Ciao, sono Manuela e probabilmente mi hai già visto nei tuoi incubi primordiali

Forse il bello di questo film è stato prendere la "formula di Raimi" con ambientazioni, colpi di scena da vecchia scuola e un pizzico di comicità nella tempistica giusta utilizzando le attrezzature moderne e un budget di tutto rispetto (ricordiamo che Raimi per La Casa, aveva 350.000$ e il successo fu epico).

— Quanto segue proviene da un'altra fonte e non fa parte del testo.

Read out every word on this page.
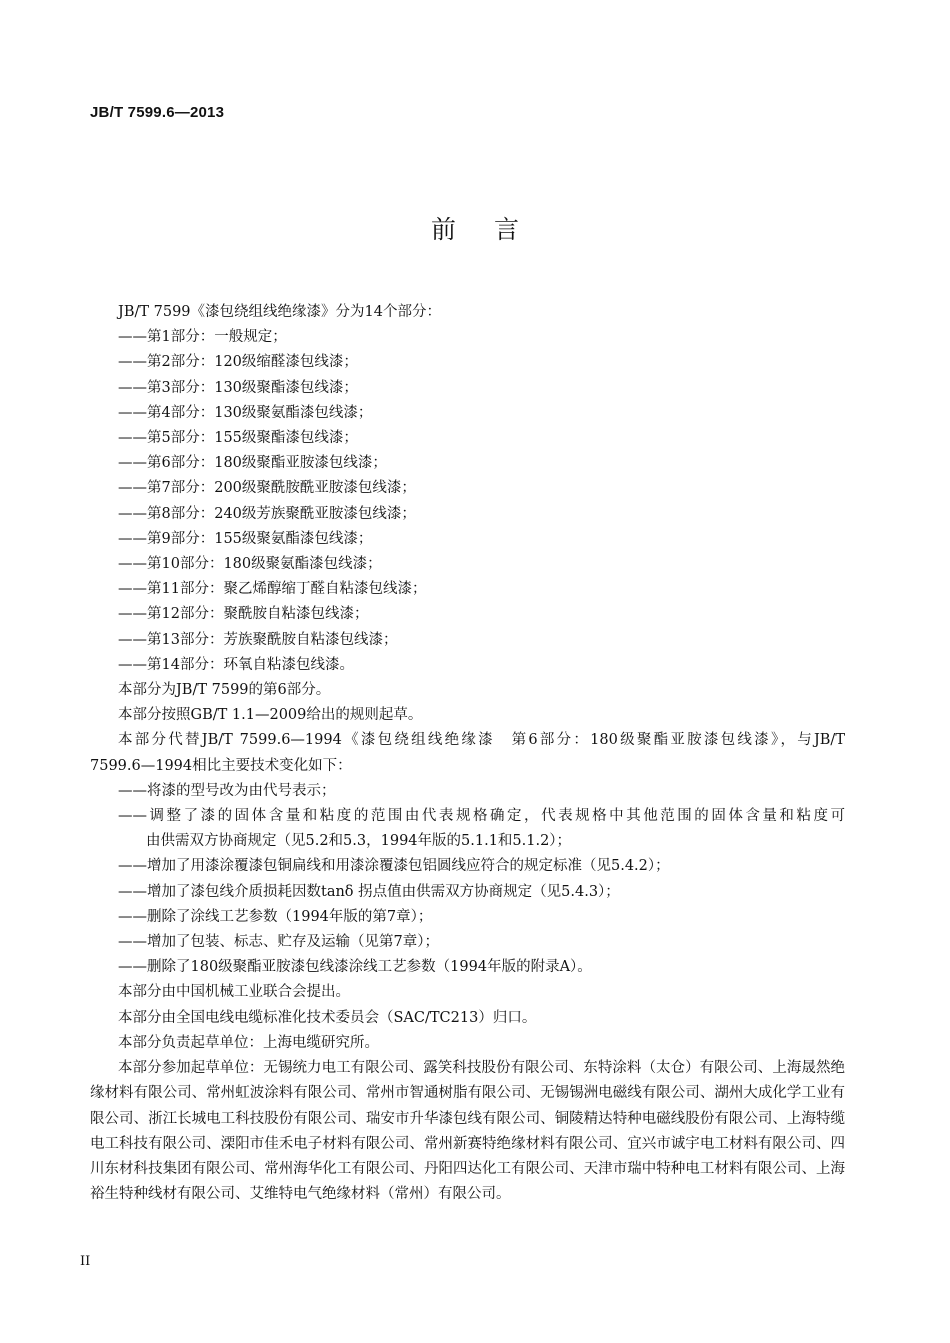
JB/T 7599.6—2013
前言
JB/T 7599《漆包绕组线绝缘漆》分为14个部分：
——第1部分：一般规定；
——第2部分：120级缩醛漆包线漆；
——第3部分：130级聚酯漆包线漆；
——第4部分：130级聚氨酯漆包线漆；
——第5部分：155级聚酯漆包线漆；
——第6部分：180级聚酯亚胺漆包线漆；
——第7部分：200级聚酰胺酰亚胺漆包线漆；
——第8部分：240级芳族聚酰亚胺漆包线漆；
——第9部分：155级聚氨酯漆包线漆；
——第10部分：180级聚氨酯漆包线漆；
——第11部分：聚乙烯醇缩丁醛自粘漆包线漆；
——第12部分：聚酰胺自粘漆包线漆；
——第13部分：芳族聚酰胺自粘漆包线漆；
——第14部分：环氧自粘漆包线漆。
本部分为JB/T 7599的第6部分。
本部分按照GB/T 1.1—2009给出的规则起草。
本部分代替JB/T 7599.6—1994《漆包绕组线绝缘漆　第6部分：180级聚酯亚胺漆包线漆》，与JB/T
7599.6—1994相比主要技术变化如下：
——将漆的型号改为由代号表示；
——调整了漆的固体含量和粘度的范围由代表规格确定，代表规格中其他范围的固体含量和粘度可
由供需双方协商规定（见5.2和5.3，1994年版的5.1.1和5.1.2）；
——增加了用漆涂覆漆包铜扁线和用漆涂覆漆包铝圆线应符合的规定标准（见5.4.2）；
——增加了漆包线介质损耗因数tanδ 拐点值由供需双方协商规定（见5.4.3）；
——删除了涂线工艺参数（1994年版的第7章）；
——增加了包装、标志、贮存及运输（见第7章）；
——删除了180级聚酯亚胺漆包线漆涂线工艺参数（1994年版的附录A）。
本部分由中国机械工业联合会提出。
本部分由全国电线电缆标准化技术委员会（SAC/TC213）归口。
本部分负责起草单位：上海电缆研究所。
本部分参加起草单位：无锡统力电工有限公司、露笑科技股份有限公司、东特涂料（太仓）有限公司、上海晟然绝缘材料有限公司、常州虹波涂料有限公司、常州市智通树脂有限公司、无锡锡洲电磁线有限公司、湖州大成化学工业有限公司、浙江长城电工科技股份有限公司、瑞安市升华漆包线有限公司、铜陵精达特种电磁线股份有限公司、上海特缆电工科技有限公司、溧阳市佳禾电子材料有限公司、常州新赛特绝缘材料有限公司、宜兴市诚宇电工材料有限公司、四川东材科技集团有限公司、常州海华化工有限公司、丹阳四达化工有限公司、天津市瑞中特种电工材料有限公司、上海裕生特种线材有限公司、艾维特电气绝缘材料（常州）有限公司。
II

Se devo cercare un aspetto negativo, punterei i riflettori su colui che dovrebbe sostituire il mitico Bruce Campbell; infatti se nell'originale avevamo un personaggio come Ash (un "eroe per caso" come lo ha definito Gonzo nelle sue recensioni) che dal nulla diventa uno sterminatore mostri, qui abbiamo David,  un senza palle che prende decisioni del cazzo, in un momento del cazzo, che tutti in sala lo hanno odiato.

Non ci sono paragoni

Quindi: per chi adora e ha adorato La Casa del 1981, sarà piacevolmente sorpreso nel vedere un film omaggio (anche se certi toni non si potranno mai eguagliare ovviamente, come per l'appunto, l'assenza del personaggio carismatico) che cerca di essere fedele per alcuni versi.
Per chi invece è un semplice amante del genere horror, questo film è, per così dire, senza infamia e con un po' di lode.

Voto: se La casa è da 7.5, questo vale 6.5!